I also tried changing the “WordPress Address (URL)” setting to https directly. That broke the whole site. Login would not work. To fix this, I had to modify the wordpress database directly. I’m thankful that the DB is intuitively organized. The command might be useful for me later:

update wp_options set option_value="http://www.flowmojo.com" where option_id=1;

ALSO, enabling debug logging in wp-config.php does not work like the internet says it does. I just couldn’t get that to work.

Solution

Replace everything in `wp-content` with `https`

By this I mean recursively find every reference in the wp-content directory and replace it with https.
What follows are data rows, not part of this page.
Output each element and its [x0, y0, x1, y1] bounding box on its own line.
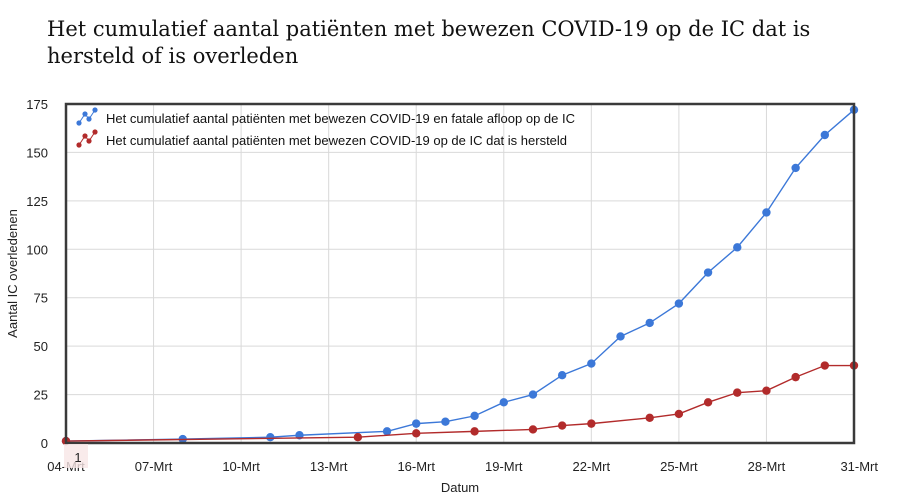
- legend-label: Het cumulatief aantal patiënten met bewe…: [106, 133, 567, 148]
- x-axis-label: Datum: [441, 480, 479, 495]
- y-tick-label: 100: [26, 242, 48, 257]
- series-2-point[interactable]: [353, 432, 363, 442]
- y-axis-label: Aantal IC overledenen: [5, 209, 20, 338]
- series-1-point[interactable]: [587, 359, 596, 368]
- x-tick-label: 13-Mrt: [310, 459, 348, 474]
- series-1-point[interactable]: [703, 268, 713, 277]
- series-1-point[interactable]: [820, 130, 830, 140]
- series-1-point[interactable]: [733, 243, 742, 252]
- legend-marker-icon: [76, 129, 98, 148]
- y-tick-label: 25: [34, 388, 48, 403]
- x-tick-label: 31-Mrt: [840, 459, 878, 474]
- series-2-point[interactable]: [470, 427, 479, 436]
- legend: Het cumulatief aantal patiënten met bewe…: [76, 107, 575, 148]
- x-tick-label: 28-Mrt: [748, 459, 786, 474]
- y-tick-label: 75: [34, 291, 48, 306]
- legend-item[interactable]: Het cumulatief aantal patiënten met bewe…: [76, 107, 575, 126]
- series-1-point[interactable]: [266, 432, 275, 442]
- series-1-point[interactable]: [412, 419, 421, 428]
- annotation-label: 1: [74, 450, 81, 465]
- series-1-point[interactable]: [791, 163, 800, 173]
- series-2-line: [65, 364, 854, 442]
- series-1-point[interactable]: [674, 299, 684, 308]
- annotation-marker[interactable]: [64, 444, 88, 468]
- series-2-point[interactable]: [587, 419, 596, 428]
- series-2-point[interactable]: [791, 372, 800, 382]
- y-axis-ticks: 0 25 50 75 100 125 150 175: [26, 97, 48, 451]
- x-tick-label: 07-Mrt: [135, 459, 173, 474]
- legend-marker-icon: [76, 107, 98, 126]
- series-1-point[interactable]: [499, 398, 508, 407]
- legend-label: Het cumulatief aantal patiënten met bewe…: [106, 111, 575, 126]
- series-1-point[interactable]: [762, 208, 771, 217]
- x-tick-label: 16-Mrt: [397, 459, 435, 474]
- series-2-point[interactable]: [645, 413, 654, 423]
- page-title: Het cumulatief aantal patiënten met bewe…: [47, 17, 811, 68]
- series-2-point[interactable]: [528, 425, 538, 434]
- series-1-point[interactable]: [616, 332, 625, 341]
- series-2-point[interactable]: [412, 429, 421, 438]
- x-tick-label: 22-Mrt: [573, 459, 611, 474]
- annotation: 1: [64, 444, 88, 468]
- y-tick-label: 0: [41, 436, 48, 451]
- series-2-point[interactable]: [557, 421, 567, 430]
- y-tick-label: 150: [26, 145, 48, 160]
- series-2-point[interactable]: [674, 409, 684, 419]
- x-tick-label: 19-Mrt: [485, 459, 523, 474]
- series-2-point[interactable]: [762, 386, 771, 395]
- legend-item[interactable]: Het cumulatief aantal patiënten met bewe…: [76, 129, 567, 148]
- series-1-point[interactable]: [441, 417, 450, 426]
- series-1-point[interactable]: [470, 411, 479, 421]
- series-1-point[interactable]: [528, 390, 538, 399]
- plot-frame: [64, 102, 856, 445]
- series-2-point[interactable]: [733, 388, 742, 397]
- series-1-point[interactable]: [645, 318, 654, 328]
- y-tick-label: 50: [34, 339, 48, 354]
- y-tick-label: 175: [26, 97, 48, 112]
- y-tick-label: 125: [26, 194, 48, 209]
- series-1-point[interactable]: [557, 371, 567, 380]
- series-2-point[interactable]: [820, 361, 830, 370]
- x-axis-ticks: 04-Mrt07-Mrt10-Mrt13-Mrt16-Mrt19-Mrt22-M…: [47, 459, 878, 474]
- series-1-point[interactable]: [382, 427, 392, 436]
- x-tick-label: 10-Mrt: [222, 459, 260, 474]
- series-2-point[interactable]: [703, 398, 713, 407]
- x-tick-label: 25-Mrt: [660, 459, 698, 474]
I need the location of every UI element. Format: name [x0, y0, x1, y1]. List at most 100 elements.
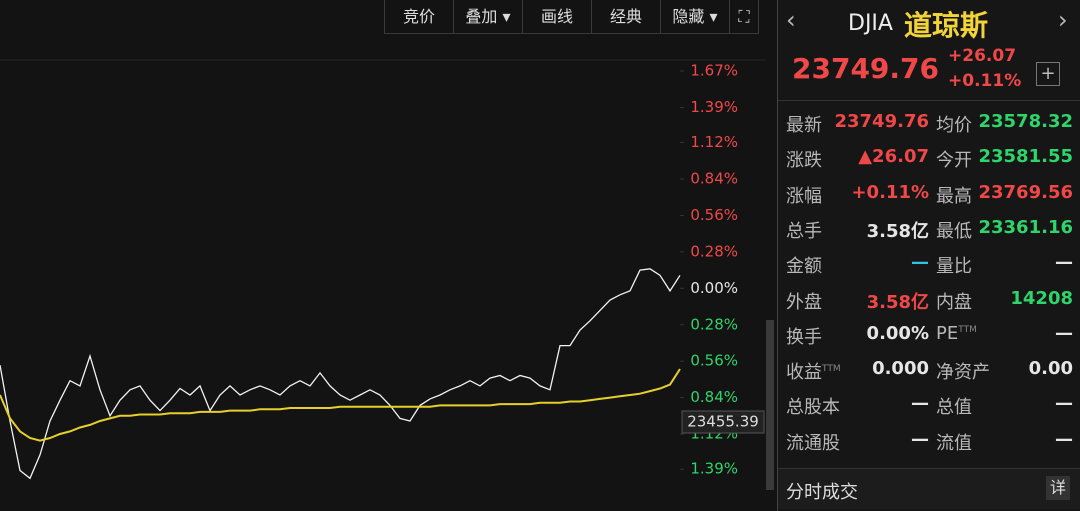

This is not a great solution, but it is a chance to work on your one-handed bash skill. bash increased to 12

find . -type f -iname "*" -exec sed -i 's/http\:\/\//https:\/\//g' "{}" +;

Use this Wordpress plugin

Really Simple SSL

The impetus for the brute force replacement was the friendly warnings from this plugin. The plugin worked like a charm and I am very thankful to Rogier Lankhorst

Key Article

This was the article that led me to the solution.

Troubleshooting Mixed Content Warnings with HTTPS by Tony Perez

Update

This answer on ServerFault backs up what I thought. Requests in templates for insecure content will just be bounced. The migration path for TLS includes editing templates. In the future, it is best to make template routes request //[resource] to ensure that they use the same protocol from the loading page.